Grid Reference: J 621458
Wild, windswept and remote, Ballyquintin Point forms the southern tip of the Ards Peninsula. It lies on a low, exposed, rocky coastline consisting of small promontories, bays, inlets and islands. The point is formed by a raised beach of shingle and cobble stones, gently sloping inland to low cliffs. Such deep banks of raised beach shingle, vestiges from the last ice-age, are found nowhere else around the Ulster coast.
Thin soils support only sparse, dry grassland which briefly comes to life in May and June with a colourful display of wild flowers. Patches of low-growing burnet rose flower profusely from May to July and produce their unusual, purple hips soon after. Curious wind-dwarfed blackthorn scrub survives on the exposed cobbles, barely 12 inches high.
The undisturbed cobbles on the surface are covered in an intriguing patchwork of lichens, in shades of grey and sometimes yellow, resembling an ancient map.
Pockets of saltmarsh nestle amongst the mosaic of rocky outcrops and shingle towards the shore.

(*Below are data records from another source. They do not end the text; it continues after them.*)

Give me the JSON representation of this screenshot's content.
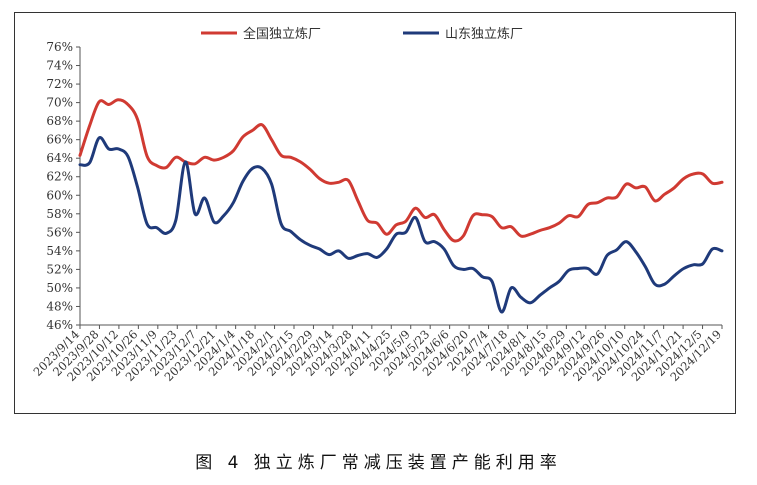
{
  "caption": "图 4  独立炼厂常减压装置产能利用率",
  "chart_data": {
    "type": "line",
    "title": "",
    "xlabel": "",
    "ylabel": "",
    "ylim": [
      46,
      76
    ],
    "yticks": [
      "46%",
      "48%",
      "50%",
      "52%",
      "54%",
      "56%",
      "58%",
      "60%",
      "62%",
      "64%",
      "66%",
      "68%",
      "70%",
      "72%",
      "74%",
      "76%"
    ],
    "x_tick_labels": [
      "2023/9/14",
      "2023/9/28",
      "2023/10/12",
      "2023/10/26",
      "2023/11/9",
      "2023/11/23",
      "2023/12/7",
      "2023/12/21",
      "2024/1/4",
      "2024/1/18",
      "2024/2/1",
      "2024/2/15",
      "2024/2/29",
      "2024/3/14",
      "2024/3/28",
      "2024/4/11",
      "2024/4/25",
      "2024/5/9",
      "2024/5/23",
      "2024/6/6",
      "2024/6/20",
      "2024/7/4",
      "2024/7/18",
      "2024/8/1",
      "2024/8/15",
      "2024/8/29",
      "2024/9/12",
      "2024/9/26",
      "2024/10/10",
      "2024/10/24",
      "2024/11/7",
      "2024/11/21",
      "2024/12/5",
      "2024/12/19"
    ],
    "legend": "top-center",
    "grid": false,
    "colors": {
      "national": "#d03a32",
      "shandong": "#1f3a7a"
    },
    "series": [
      {
        "name": "全国独立炼厂",
        "values": [
          64.3,
          67.5,
          70.1,
          69.8,
          70.3,
          69.8,
          68.2,
          64.2,
          63.2,
          63.0,
          64.1,
          63.6,
          63.4,
          64.1,
          63.8,
          64.1,
          64.8,
          66.3,
          67.0,
          67.6,
          66.0,
          64.3,
          64.1,
          63.6,
          62.8,
          61.8,
          61.3,
          61.4,
          61.6,
          59.4,
          57.3,
          57.0,
          55.8,
          56.8,
          57.2,
          58.6,
          57.6,
          57.9,
          56.3,
          55.1,
          55.6,
          57.8,
          57.9,
          57.7,
          56.5,
          56.6,
          55.6,
          55.8,
          56.2,
          56.5,
          57.0,
          57.8,
          57.7,
          59.0,
          59.2,
          59.7,
          59.8,
          61.2,
          60.8,
          60.9,
          59.4,
          60.1,
          60.8,
          61.8,
          62.3,
          62.3,
          61.3,
          61.4
        ]
      },
      {
        "name": "山东独立炼厂",
        "values": [
          63.3,
          63.5,
          66.2,
          65.0,
          65.0,
          64.2,
          60.9,
          56.9,
          56.5,
          55.9,
          57.3,
          63.6,
          58.0,
          59.7,
          57.1,
          57.8,
          59.2,
          61.5,
          62.9,
          62.9,
          61.2,
          56.9,
          56.1,
          55.2,
          54.6,
          54.2,
          53.6,
          54.0,
          53.2,
          53.5,
          53.7,
          53.3,
          54.2,
          55.8,
          56.0,
          57.6,
          55.0,
          55.0,
          54.2,
          52.4,
          52.0,
          52.1,
          51.2,
          50.7,
          47.4,
          50.0,
          49.0,
          48.4,
          49.2,
          50.0,
          50.7,
          51.9,
          52.1,
          52.1,
          51.5,
          53.5,
          54.1,
          55.0,
          53.9,
          52.3,
          50.4,
          50.4,
          51.3,
          52.1,
          52.5,
          52.6,
          54.2,
          54.0
        ]
      }
    ]
  }
}
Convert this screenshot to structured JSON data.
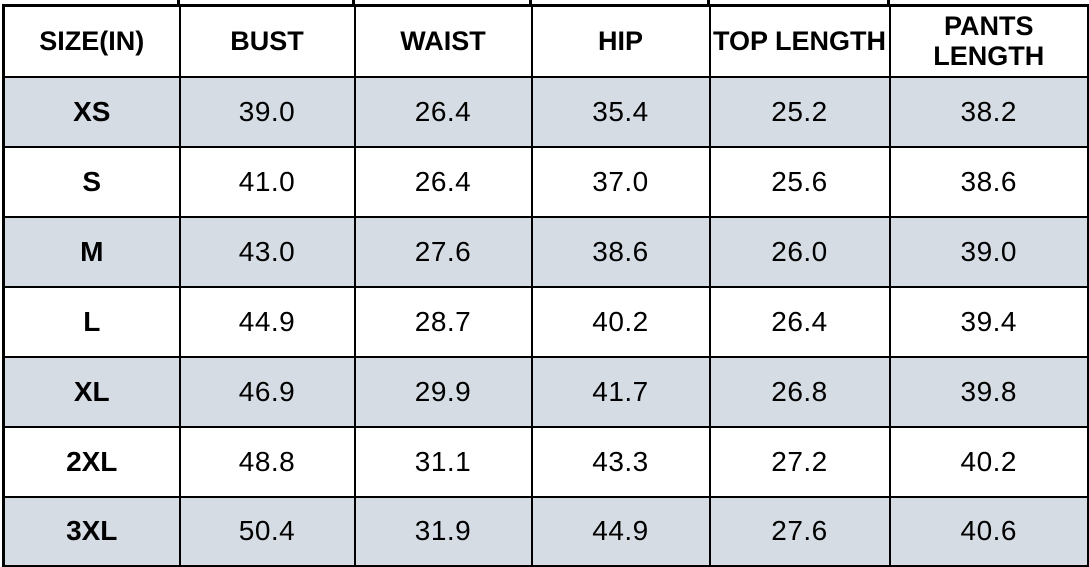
{
  "chart_data": {
    "type": "table",
    "columns": [
      "SIZE(IN)",
      "BUST",
      "WAIST",
      "HIP",
      "TOP LENGTH",
      "PANTS LENGTH"
    ],
    "rows": [
      [
        "XS",
        "39.0",
        "26.4",
        "35.4",
        "25.2",
        "38.2"
      ],
      [
        "S",
        "41.0",
        "26.4",
        "37.0",
        "25.6",
        "38.6"
      ],
      [
        "M",
        "43.0",
        "27.6",
        "38.6",
        "26.0",
        "39.0"
      ],
      [
        "L",
        "44.9",
        "28.7",
        "40.2",
        "26.4",
        "39.4"
      ],
      [
        "XL",
        "46.9",
        "29.9",
        "41.7",
        "26.8",
        "39.8"
      ],
      [
        "2XL",
        "48.8",
        "31.1",
        "43.3",
        "27.2",
        "40.2"
      ],
      [
        "3XL",
        "50.4",
        "31.9",
        "44.9",
        "27.6",
        "40.6"
      ]
    ],
    "grid": true,
    "legend_position": "none",
    "shaded_row_indices": [
      0,
      2,
      4,
      6
    ]
  },
  "colors": {
    "shaded_row_background": "#D6DCE4",
    "unshaded_row_background": "#FFFFFF",
    "border": "#000000",
    "text": "#000000"
  }
}
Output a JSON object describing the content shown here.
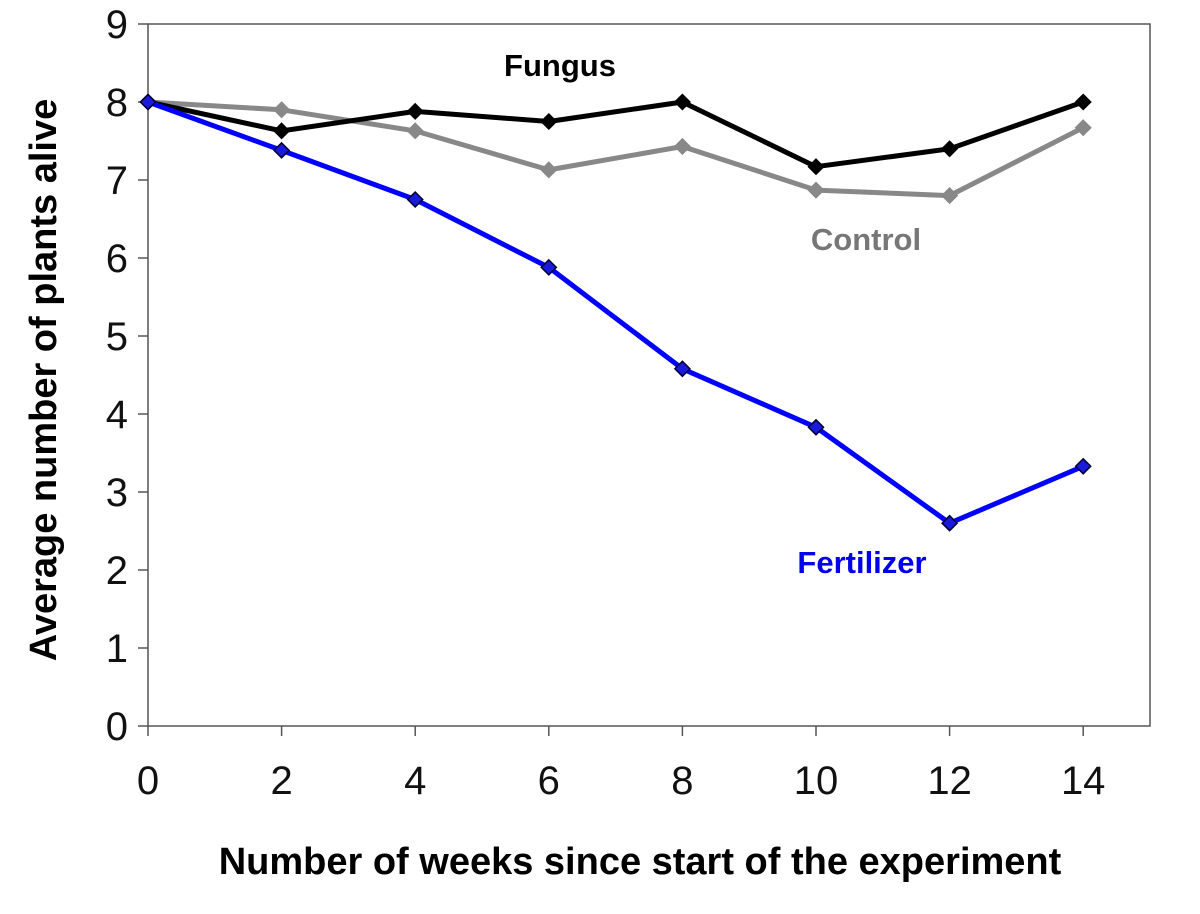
{
  "chart_data": {
    "type": "line",
    "title": "",
    "xlabel": "Number of weeks since start of the experiment",
    "ylabel": "Average number of plants alive",
    "x": [
      0,
      2,
      4,
      6,
      8,
      10,
      12,
      14
    ],
    "xticks": [
      "0",
      "2",
      "4",
      "6",
      "8",
      "10",
      "12",
      "14"
    ],
    "yticks": [
      "0",
      "1",
      "2",
      "3",
      "4",
      "5",
      "6",
      "7",
      "8",
      "9"
    ],
    "xlim": [
      0,
      15
    ],
    "ylim": [
      0,
      9
    ],
    "grid": false,
    "legend": "inline labels",
    "series": [
      {
        "name": "Control",
        "color": "#888888",
        "values": [
          8.0,
          7.9,
          7.63,
          7.13,
          7.43,
          6.87,
          6.8,
          7.67
        ]
      },
      {
        "name": "Fungus",
        "color": "#000000",
        "values": [
          8.0,
          7.63,
          7.88,
          7.75,
          8.0,
          7.17,
          7.4,
          8.0
        ]
      },
      {
        "name": "Fertilizer",
        "color": "#0000ff",
        "values": [
          8.0,
          7.38,
          6.75,
          5.88,
          4.58,
          3.83,
          2.6,
          3.33
        ]
      }
    ]
  }
}
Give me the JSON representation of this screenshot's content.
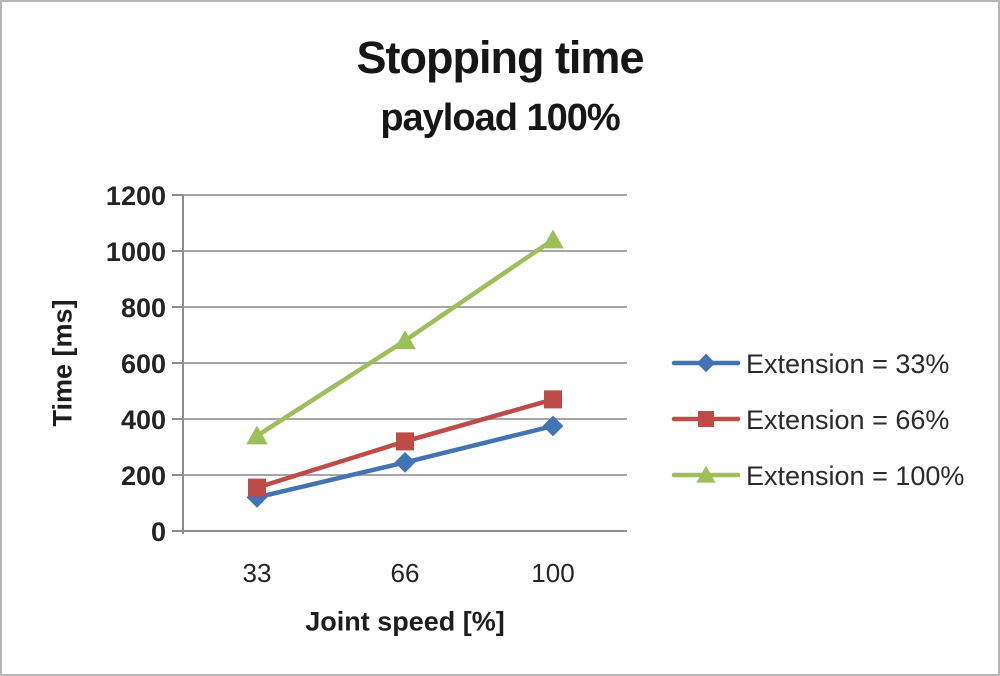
{
  "page": {
    "background_color": "#ffffff",
    "border_color": "#b5b5b5"
  },
  "chart_data": {
    "type": "line",
    "title": "Stopping time",
    "subtitle": "payload 100%",
    "xlabel": "Joint speed [%]",
    "ylabel": "Time [ms]",
    "categories": [
      "33",
      "66",
      "100"
    ],
    "y_ticks": [
      0,
      200,
      400,
      600,
      800,
      1000,
      1200
    ],
    "ylim": [
      0,
      1200
    ],
    "grid": "horizontal",
    "legend_position": "right",
    "gridline_color": "#a6a6a6",
    "axis_color": "#8c8c8c",
    "tick_text_color": "#242424",
    "series": [
      {
        "name": "Extension = 33%",
        "marker": "diamond",
        "color": "#4273b4",
        "values": [
          120,
          245,
          375
        ]
      },
      {
        "name": "Extension = 66%",
        "marker": "square",
        "color": "#be4b48",
        "values": [
          155,
          320,
          470
        ]
      },
      {
        "name": "Extension = 100%",
        "marker": "triangle",
        "color": "#9cbf5a",
        "values": [
          340,
          680,
          1040
        ]
      }
    ]
  }
}
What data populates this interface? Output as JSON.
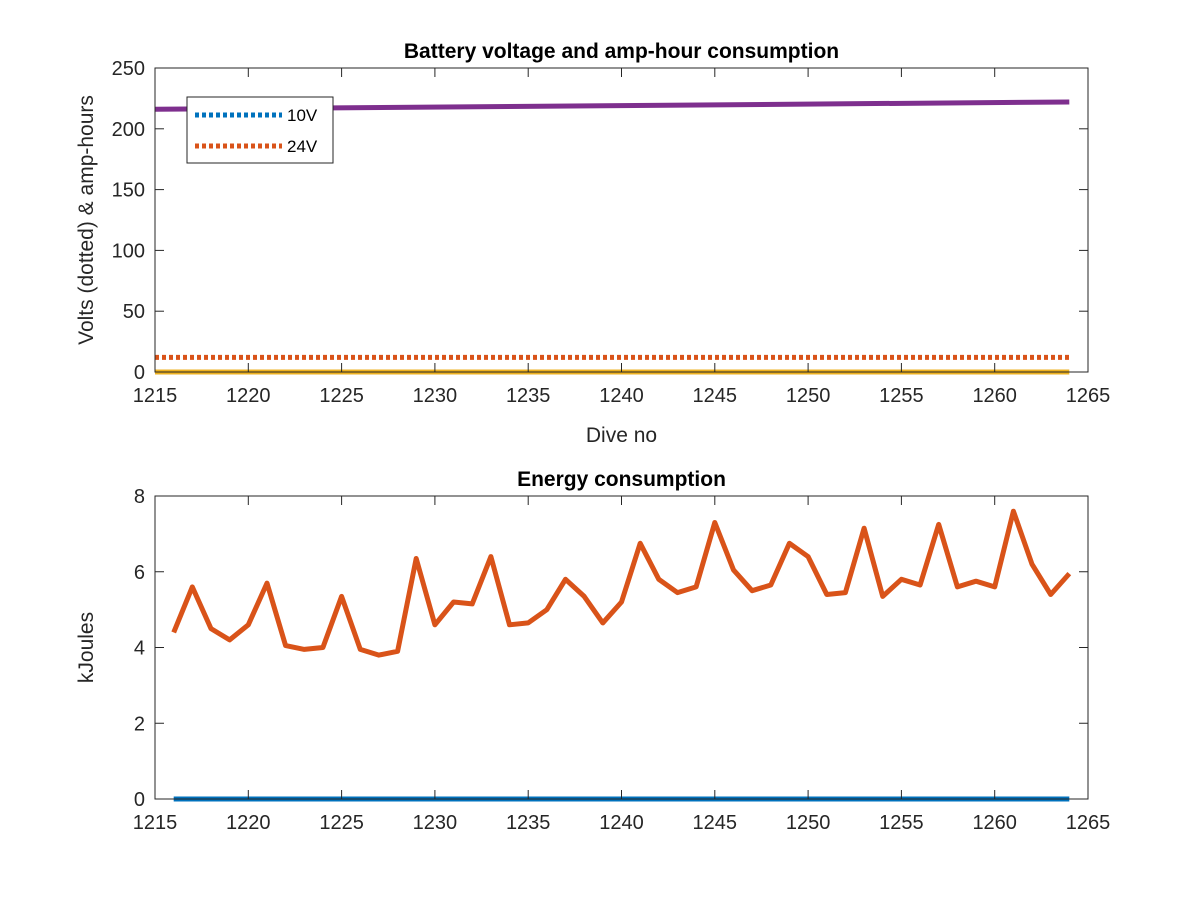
{
  "chart_data": [
    {
      "type": "line",
      "title": "Battery voltage and amp-hour consumption",
      "xlabel": "Dive no",
      "ylabel": "Volts (dotted) & amp-hours",
      "xlim": [
        1215,
        1265
      ],
      "ylim": [
        0,
        250
      ],
      "xticks": [
        1215,
        1220,
        1225,
        1230,
        1235,
        1240,
        1245,
        1250,
        1255,
        1260,
        1265
      ],
      "yticks": [
        0,
        50,
        100,
        150,
        200,
        250
      ],
      "grid": false,
      "legend": {
        "placement": "top-left",
        "entries": [
          "10V",
          "24V"
        ]
      },
      "series": [
        {
          "name": "10V",
          "style": "dotted",
          "color": "#0072BD",
          "x": [
            1215,
            1264
          ],
          "y": [
            0,
            0
          ]
        },
        {
          "name": "24V",
          "style": "dotted",
          "color": "#D95319",
          "x": [
            1215,
            1264
          ],
          "y": [
            12,
            12
          ]
        },
        {
          "style": "solid",
          "color": "#EDB120",
          "x": [
            1215,
            1264
          ],
          "y": [
            0,
            0
          ]
        },
        {
          "style": "solid",
          "color": "#7E2F8E",
          "x": [
            1215,
            1264
          ],
          "y": [
            216,
            222
          ]
        }
      ]
    },
    {
      "type": "line",
      "title": "Energy consumption",
      "xlabel": "",
      "ylabel": "kJoules",
      "xlim": [
        1215,
        1265
      ],
      "ylim": [
        0,
        8
      ],
      "xticks": [
        1215,
        1220,
        1225,
        1230,
        1235,
        1240,
        1245,
        1250,
        1255,
        1260,
        1265
      ],
      "yticks": [
        0,
        2,
        4,
        6,
        8
      ],
      "grid": false,
      "series": [
        {
          "style": "solid",
          "color": "#0072BD",
          "x": [
            1216,
            1264
          ],
          "y": [
            0,
            0
          ]
        },
        {
          "style": "solid",
          "color": "#D95319",
          "x": [
            1216,
            1217,
            1218,
            1219,
            1220,
            1221,
            1222,
            1223,
            1224,
            1225,
            1226,
            1227,
            1228,
            1229,
            1230,
            1231,
            1232,
            1233,
            1234,
            1235,
            1236,
            1237,
            1238,
            1239,
            1240,
            1241,
            1242,
            1243,
            1244,
            1245,
            1246,
            1247,
            1248,
            1249,
            1250,
            1251,
            1252,
            1253,
            1254,
            1255,
            1256,
            1257,
            1258,
            1259,
            1260,
            1261,
            1262,
            1263,
            1264
          ],
          "y": [
            4.4,
            5.6,
            4.5,
            4.2,
            4.6,
            5.7,
            4.05,
            3.95,
            4.0,
            5.35,
            3.95,
            3.8,
            3.9,
            6.35,
            4.6,
            5.2,
            5.15,
            6.4,
            4.6,
            4.65,
            5.0,
            5.8,
            5.35,
            4.65,
            5.2,
            6.75,
            5.8,
            5.45,
            5.6,
            7.3,
            6.05,
            5.5,
            5.65,
            6.75,
            6.4,
            5.4,
            5.45,
            7.15,
            5.35,
            5.8,
            5.65,
            7.25,
            5.6,
            5.75,
            5.6,
            7.6,
            6.2,
            5.4,
            5.95
          ]
        }
      ]
    }
  ]
}
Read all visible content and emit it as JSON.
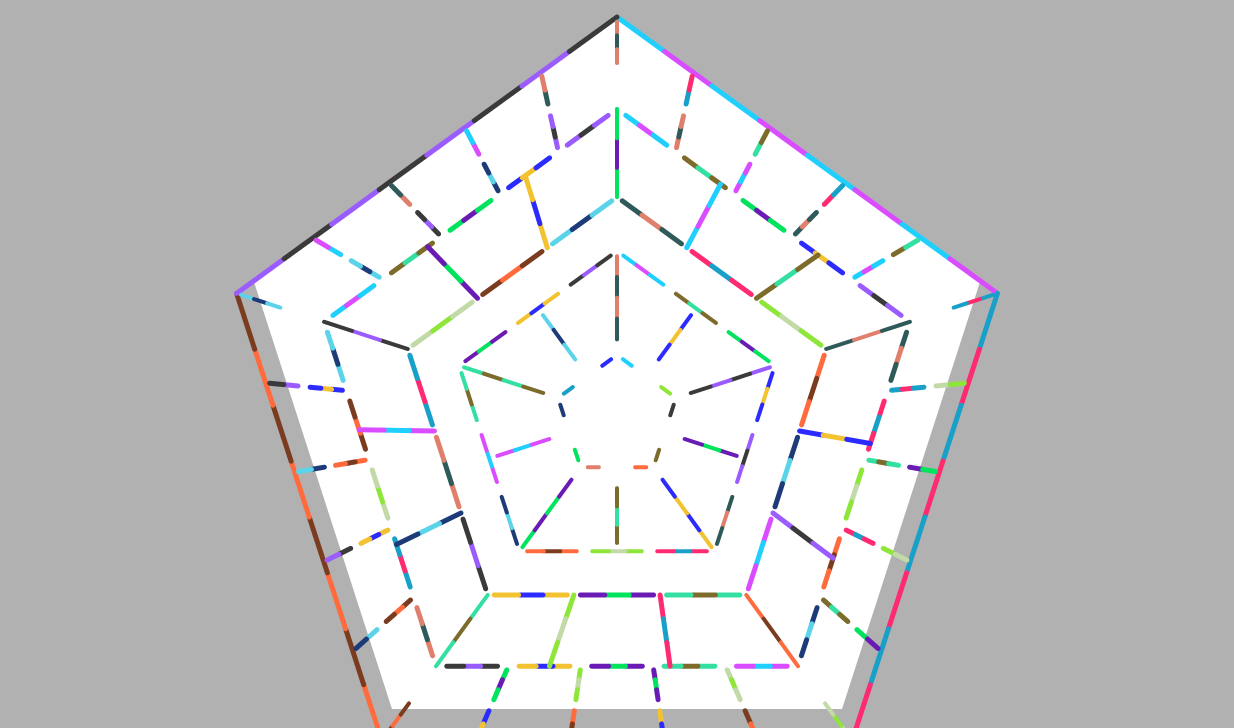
{
  "scene": {
    "name": "pentagon-maze-top-view",
    "background_color": "#b1b1b1",
    "floor_color": "#ffffff",
    "ring_count": 3,
    "sides": 5,
    "segments_per_side_outer": 5,
    "segments_per_side_middle": 3,
    "segments_per_side_inner": 1,
    "palette": [
      "#1fd0ff",
      "#7c6b2a",
      "#00e35c",
      "#2b2bff",
      "#9a5cff",
      "#2f5a5a",
      "#ff2a6f",
      "#8fe63a",
      "#ff6b3d",
      "#1c3b78",
      "#d94cff",
      "#34e0a1",
      "#6a1bb3",
      "#f2c230",
      "#3a3a3a",
      "#e07f6b",
      "#18a0c8",
      "#c2d9a8",
      "#7a3b1f",
      "#5bd3e8"
    ]
  }
}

Gorse or whin provides excellent cover and nesting opportunities for stonechats, whitethroats and linnets.
The point is a good spot to see Irish hares, which feed on the grassland and along the shoreline. Migrant butterflies such as Red Admirals cross the Irish Sea and can occur abundantly here in some years.
How to get there
From Portaferry head south along the Bar Hall road, which runs along the eastern shore of the Lough. Ballyquintin is the first turning on the right, 3 miles from Portaferry.
The Site manager can be contacted at The Quoile Countryside Centre Tel: 028 4461 5520
Parking is available for less able people at Ballyquintin Farm, while the main visitor car park is located at Port Kelly some 200m away.